One is strongly advised not to miss the peak of Mt. Misen. Mt. Misen (alt. 530 m or 1,739 ft) is densely covered with primeval forest and lies at the back of the Itsukushima Shrine. It can be ascended in 20 minutes by ropeway from the Momijidani (Maple Valley) Park at its foot. At the summit, in spring and autumn especially, the view of the Inland Sea with its innumerable islets is incredibly spectacular. On a misty day, the view maybe disappointing. In autumn, viewing the red maple leaves in the Maple Valley is popular, but one needs to be prepared for crowds both at that time and in spring when the cherry blossoms are out.

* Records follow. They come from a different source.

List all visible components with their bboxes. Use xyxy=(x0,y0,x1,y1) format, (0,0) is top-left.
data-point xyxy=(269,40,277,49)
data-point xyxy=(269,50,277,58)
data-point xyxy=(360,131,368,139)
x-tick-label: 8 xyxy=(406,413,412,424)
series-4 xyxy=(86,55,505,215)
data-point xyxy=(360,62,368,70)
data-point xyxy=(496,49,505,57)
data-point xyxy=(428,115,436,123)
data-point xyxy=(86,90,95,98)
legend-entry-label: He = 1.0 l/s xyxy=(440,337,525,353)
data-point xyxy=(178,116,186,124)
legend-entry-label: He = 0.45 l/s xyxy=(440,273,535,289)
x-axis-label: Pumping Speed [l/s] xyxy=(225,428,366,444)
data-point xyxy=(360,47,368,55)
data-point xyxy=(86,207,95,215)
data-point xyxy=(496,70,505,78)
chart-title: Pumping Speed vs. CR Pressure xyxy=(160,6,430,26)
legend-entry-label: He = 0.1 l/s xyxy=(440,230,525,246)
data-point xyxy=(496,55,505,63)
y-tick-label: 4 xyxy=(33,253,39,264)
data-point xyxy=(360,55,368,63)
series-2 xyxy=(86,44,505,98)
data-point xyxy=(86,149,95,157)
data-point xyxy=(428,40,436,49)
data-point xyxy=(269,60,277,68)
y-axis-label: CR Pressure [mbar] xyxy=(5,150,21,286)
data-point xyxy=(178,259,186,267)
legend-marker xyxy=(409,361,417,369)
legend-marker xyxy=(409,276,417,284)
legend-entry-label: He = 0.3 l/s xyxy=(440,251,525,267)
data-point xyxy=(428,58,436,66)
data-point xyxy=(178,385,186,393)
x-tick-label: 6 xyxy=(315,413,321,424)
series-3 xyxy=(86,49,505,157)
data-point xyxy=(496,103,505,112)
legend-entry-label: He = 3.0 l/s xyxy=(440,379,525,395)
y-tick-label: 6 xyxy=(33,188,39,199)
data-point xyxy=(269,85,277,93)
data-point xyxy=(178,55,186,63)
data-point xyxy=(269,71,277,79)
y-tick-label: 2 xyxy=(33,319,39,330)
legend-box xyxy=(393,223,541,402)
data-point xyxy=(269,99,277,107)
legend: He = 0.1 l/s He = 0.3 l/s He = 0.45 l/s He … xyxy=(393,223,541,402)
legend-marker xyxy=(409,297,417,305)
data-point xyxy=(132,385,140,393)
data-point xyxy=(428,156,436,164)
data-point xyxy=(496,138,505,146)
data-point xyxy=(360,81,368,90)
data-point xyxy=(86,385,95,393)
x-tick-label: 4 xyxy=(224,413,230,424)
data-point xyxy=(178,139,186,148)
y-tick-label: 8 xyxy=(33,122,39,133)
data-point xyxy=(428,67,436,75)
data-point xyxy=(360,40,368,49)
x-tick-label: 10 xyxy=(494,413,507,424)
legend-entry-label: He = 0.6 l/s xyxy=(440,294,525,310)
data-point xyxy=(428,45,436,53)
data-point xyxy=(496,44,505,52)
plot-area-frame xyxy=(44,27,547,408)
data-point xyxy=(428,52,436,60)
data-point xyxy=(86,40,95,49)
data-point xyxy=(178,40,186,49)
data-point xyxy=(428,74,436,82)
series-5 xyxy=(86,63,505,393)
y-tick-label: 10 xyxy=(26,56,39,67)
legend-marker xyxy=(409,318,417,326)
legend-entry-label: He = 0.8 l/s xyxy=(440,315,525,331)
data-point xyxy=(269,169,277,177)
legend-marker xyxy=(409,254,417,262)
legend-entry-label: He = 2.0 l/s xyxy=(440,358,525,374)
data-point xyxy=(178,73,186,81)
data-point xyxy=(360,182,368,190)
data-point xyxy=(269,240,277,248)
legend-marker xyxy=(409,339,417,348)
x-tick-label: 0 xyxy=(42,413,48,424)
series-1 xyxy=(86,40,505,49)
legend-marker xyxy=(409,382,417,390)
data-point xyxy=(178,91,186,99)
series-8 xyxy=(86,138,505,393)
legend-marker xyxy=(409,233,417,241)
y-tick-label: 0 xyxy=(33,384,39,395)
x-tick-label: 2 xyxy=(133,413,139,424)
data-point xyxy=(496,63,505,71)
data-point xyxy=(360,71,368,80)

At the rope station, I found our coordinator Kawahara-san. She handed me my ticket for rope. By this time I saw none of our other groups members. I got into the carriage. Two Nepalese and of course, Ito was with me. Covered with dense primeval forests, Mt. Misen, the highest mountain on Miyajima Island rise 530 metres above sea level. The mountain has been considered sacred and the object of worship since ancient times -- Ito informed me. We were up in the rope car and below the dense primeval forests, which are the abode of monkeys. Ito advised us not to have a direct look at their eyes if we catch hold one of them when we are down. We flew above 430 metres to reach to the summit. In the summit there are temples relating to Kobo Daishi, a great Buddhist priest, Ito informed me. I saw some unusual shaped rocks and an observatory. A ropeway connects the summit with Momijidani Park. Here we had some photo sessions. Upon request, Kawahara-san took my video in my digital camera. That was very exciting -- far below the top I could see the vast blue sea and numerous small islands which are the typical of the inland sea. Ito showed me the oyster beds -- the oyster extracting spots in the sea. We were supposed to return to a spot near ferry terminal by 3.45 in the afternoon. If anyone loses his way, he would return to this spot where our bus was waiting.


A five-storied pagoda inside Miyajima

On our way back to the terminal I suddenly caught sight of a vermilion-coloured huge structure. This is the 5-storied pagoda. I proceeded to take photograph. But unfortunately, the battery went down right at that moment. Raja, our fellow participant from Nepal came forward and took my photo beside the pagoda in his camera.

The cypress bar-roofed five-storied pagoda, approximately 28 metres high, shows a splendid structural beauty that skilfully combines Japanese and Chinese styles. On the interior of the pagoda, which was designed entirely in Chinese style, there are auspicious patterns such as a dragon, grape vine arabesque, coloured clouds, birds of paradise, and a phoenix, painted in full colour and are well preserved. As one of the structural features, the central pillar of the pagoda, which usually is suspended from the top and extends down to the base in most five-storied pagodas, reaches down only to the second story. Other than the upper and the lower supporting points, nothing is attached to the central pillar, so you can move the central pillar by pushing it at the third or fourth floor of the pagoda. This is one of the reasons why the pagoda is highly resistant against strong winds. After the prohibition of the syncretic religion of Shintoism and Buddhism, the Buddhist images enshrined in the pagoda were transferred to Diaganji Temple, and the pagoda was put under control of Itsukushima Shrine.

In the afternoon at about 4 pm we all assembled together and got into the ferry again. We were tired but we didn't pay any heed to it. We were going back to the warmth of our centre where we would have a full stomach dinner. The journey was over, but Miyajima will always be calling me.